Humboldt-Universität gründet Islam-Institut

Seyran Ateş: "Dieses Institut ist eine Totgeburt"

Die Rechtsanwältin Seyran Ates freut sich am 12.05.2017 in Berlin in der Kirche St. Johannes nach der Unterzeichnung eines Mietvertrages mit der Rushd-Goethe Moschee
Seyran Ates: "Sie wollen nicht die Unruhe, die wir als Reformmuslime in die muslimische Gemeinschaft bringen." © picture-alliance / dpa / Soeren Stache
29.06.2018
Die Anwältin Seyran Ates übt heftige Kritik an dem neuen Islam-Institut an der Humboldt-Universität in Berlin, das heute beschlossen worden ist. Es werde von konservativen Kräften dominiert, sagt Ates - und kündigt die Gründung eines eigenen Instituts an.
Heute wurde beschlossen, dass an der Humboldt-Universität ein Institut für Islamische Theologie entstehen wird. Dort sollen ab dem Wintersemester 2019/20 muslimische Geistliche und Religionslehrer ausgebildet werden. Im Beirat sitzen die Islamische Gemeinschaft der schiitischen Gemeinden Deutschlands (IGS), der Zentralrat der Muslime in Deutschland und die Islamische Föderation. Die DITIB (Türkisch-Islamische Union der Anstalt für Religion) als einer der größten Moscheeverbände ist nicht dabei ist.

Pluralität des Islam sieht anders aus

Die Menschenrechtsanwältin und Gründerin der Berliner Ibn-Ruschd-Goethe-Moschee Seyran Ateş sieht die Pluralität des Islams in Deutschland an diesem Institut nicht abgebildet.
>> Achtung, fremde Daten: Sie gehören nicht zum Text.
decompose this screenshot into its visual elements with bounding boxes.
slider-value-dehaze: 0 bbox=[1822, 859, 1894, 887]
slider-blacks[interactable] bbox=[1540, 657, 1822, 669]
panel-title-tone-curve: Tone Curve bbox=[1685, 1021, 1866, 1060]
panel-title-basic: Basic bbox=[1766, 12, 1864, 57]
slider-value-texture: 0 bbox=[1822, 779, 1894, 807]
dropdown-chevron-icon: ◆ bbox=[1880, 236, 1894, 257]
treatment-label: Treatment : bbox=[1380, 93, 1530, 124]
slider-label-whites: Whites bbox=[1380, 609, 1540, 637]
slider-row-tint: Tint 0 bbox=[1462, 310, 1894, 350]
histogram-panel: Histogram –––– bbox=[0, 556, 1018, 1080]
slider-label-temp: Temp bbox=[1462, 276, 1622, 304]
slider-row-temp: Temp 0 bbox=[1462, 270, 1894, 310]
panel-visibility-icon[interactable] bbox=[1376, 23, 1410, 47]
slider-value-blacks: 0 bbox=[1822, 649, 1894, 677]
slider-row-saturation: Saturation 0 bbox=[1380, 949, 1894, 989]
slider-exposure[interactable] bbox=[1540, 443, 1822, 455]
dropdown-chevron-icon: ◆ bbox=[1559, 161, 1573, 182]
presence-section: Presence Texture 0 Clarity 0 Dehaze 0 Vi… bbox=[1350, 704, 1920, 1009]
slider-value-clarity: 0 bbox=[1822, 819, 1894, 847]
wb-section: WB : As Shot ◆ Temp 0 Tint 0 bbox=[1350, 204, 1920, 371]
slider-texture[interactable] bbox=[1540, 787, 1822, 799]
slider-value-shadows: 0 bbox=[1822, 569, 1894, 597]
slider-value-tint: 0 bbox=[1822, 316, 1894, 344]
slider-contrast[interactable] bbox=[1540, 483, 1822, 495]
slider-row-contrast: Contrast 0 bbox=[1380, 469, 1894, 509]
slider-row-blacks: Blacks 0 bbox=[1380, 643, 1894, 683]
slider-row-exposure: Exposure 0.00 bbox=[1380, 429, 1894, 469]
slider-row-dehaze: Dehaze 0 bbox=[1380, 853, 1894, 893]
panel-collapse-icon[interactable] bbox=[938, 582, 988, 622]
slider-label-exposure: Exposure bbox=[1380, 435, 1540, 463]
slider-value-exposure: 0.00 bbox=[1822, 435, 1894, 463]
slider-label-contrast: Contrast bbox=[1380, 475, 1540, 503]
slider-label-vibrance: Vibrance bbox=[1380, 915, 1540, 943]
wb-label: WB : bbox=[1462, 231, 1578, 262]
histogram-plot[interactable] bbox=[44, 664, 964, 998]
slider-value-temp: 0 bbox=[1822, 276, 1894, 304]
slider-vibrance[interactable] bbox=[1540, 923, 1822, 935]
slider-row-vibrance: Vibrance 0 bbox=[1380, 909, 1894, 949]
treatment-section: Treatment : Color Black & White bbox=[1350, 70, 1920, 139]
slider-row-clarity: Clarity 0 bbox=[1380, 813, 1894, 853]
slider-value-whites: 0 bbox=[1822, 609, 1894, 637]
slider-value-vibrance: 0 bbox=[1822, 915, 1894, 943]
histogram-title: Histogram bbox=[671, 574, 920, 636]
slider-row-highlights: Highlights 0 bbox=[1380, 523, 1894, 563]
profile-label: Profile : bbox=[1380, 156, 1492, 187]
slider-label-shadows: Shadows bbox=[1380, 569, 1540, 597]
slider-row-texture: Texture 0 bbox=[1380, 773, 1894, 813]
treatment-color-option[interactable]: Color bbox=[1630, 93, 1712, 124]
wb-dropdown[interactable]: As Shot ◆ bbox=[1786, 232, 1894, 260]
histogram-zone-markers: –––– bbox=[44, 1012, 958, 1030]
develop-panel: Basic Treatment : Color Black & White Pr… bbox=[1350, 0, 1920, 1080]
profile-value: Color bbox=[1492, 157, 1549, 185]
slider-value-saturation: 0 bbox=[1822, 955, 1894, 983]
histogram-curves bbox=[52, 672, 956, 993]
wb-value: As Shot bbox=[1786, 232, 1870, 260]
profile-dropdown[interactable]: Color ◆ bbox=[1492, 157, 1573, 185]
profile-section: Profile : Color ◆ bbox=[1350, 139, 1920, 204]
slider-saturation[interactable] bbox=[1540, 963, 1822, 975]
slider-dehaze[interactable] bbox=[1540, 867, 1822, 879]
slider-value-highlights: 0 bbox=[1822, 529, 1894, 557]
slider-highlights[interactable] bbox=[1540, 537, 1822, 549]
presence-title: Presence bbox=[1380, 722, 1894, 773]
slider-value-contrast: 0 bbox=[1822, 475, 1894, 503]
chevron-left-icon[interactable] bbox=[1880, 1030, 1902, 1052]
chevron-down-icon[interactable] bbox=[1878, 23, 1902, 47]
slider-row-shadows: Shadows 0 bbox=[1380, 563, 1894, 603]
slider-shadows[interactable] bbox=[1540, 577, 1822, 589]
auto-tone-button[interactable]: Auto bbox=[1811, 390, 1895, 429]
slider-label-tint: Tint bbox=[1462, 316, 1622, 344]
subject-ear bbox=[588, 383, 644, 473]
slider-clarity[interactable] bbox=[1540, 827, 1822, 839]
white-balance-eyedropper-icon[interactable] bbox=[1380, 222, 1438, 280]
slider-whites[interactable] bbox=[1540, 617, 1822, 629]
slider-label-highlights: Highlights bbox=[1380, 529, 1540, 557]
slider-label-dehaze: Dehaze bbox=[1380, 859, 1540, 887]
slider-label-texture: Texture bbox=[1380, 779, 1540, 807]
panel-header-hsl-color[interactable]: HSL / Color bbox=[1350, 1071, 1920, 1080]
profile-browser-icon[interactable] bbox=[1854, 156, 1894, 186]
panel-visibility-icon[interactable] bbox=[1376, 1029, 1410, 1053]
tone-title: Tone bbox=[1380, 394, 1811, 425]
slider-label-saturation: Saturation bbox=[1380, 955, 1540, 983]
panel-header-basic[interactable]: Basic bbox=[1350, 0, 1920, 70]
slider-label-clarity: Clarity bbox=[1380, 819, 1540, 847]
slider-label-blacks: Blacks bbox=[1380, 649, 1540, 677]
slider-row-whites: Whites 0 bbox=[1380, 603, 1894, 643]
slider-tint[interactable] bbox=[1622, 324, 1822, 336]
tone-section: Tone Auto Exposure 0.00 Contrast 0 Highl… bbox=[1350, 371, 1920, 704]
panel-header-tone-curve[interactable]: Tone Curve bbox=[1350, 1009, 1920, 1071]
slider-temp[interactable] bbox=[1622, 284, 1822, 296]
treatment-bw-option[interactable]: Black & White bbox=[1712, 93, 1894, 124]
Sie hat sich deswegen mit ihrer Gemeinde in einem offenen Brief an die Universität gewandt:
"Als liberale Reformmuslime haben wir einen offenen Brief an die Humboldt-Universität und an die Politik geschrieben. Wir kritisieren, dass an dem Tisch nicht nur nur Verbände sitzen, die konservativ und fundamentalistisch ausgerichtet sind, sondern mit den Schiiten auch ein Verband da sitzt, der jährlich auch den Al-Quds-Tag mitfeiert und damit auch Antisemitismus direkt und indirekt unterstützt und die anderen Verbände verbandelt sind mit Organisationen, die vom Verfassungsschutz überwacht werden wie die Milli Görus."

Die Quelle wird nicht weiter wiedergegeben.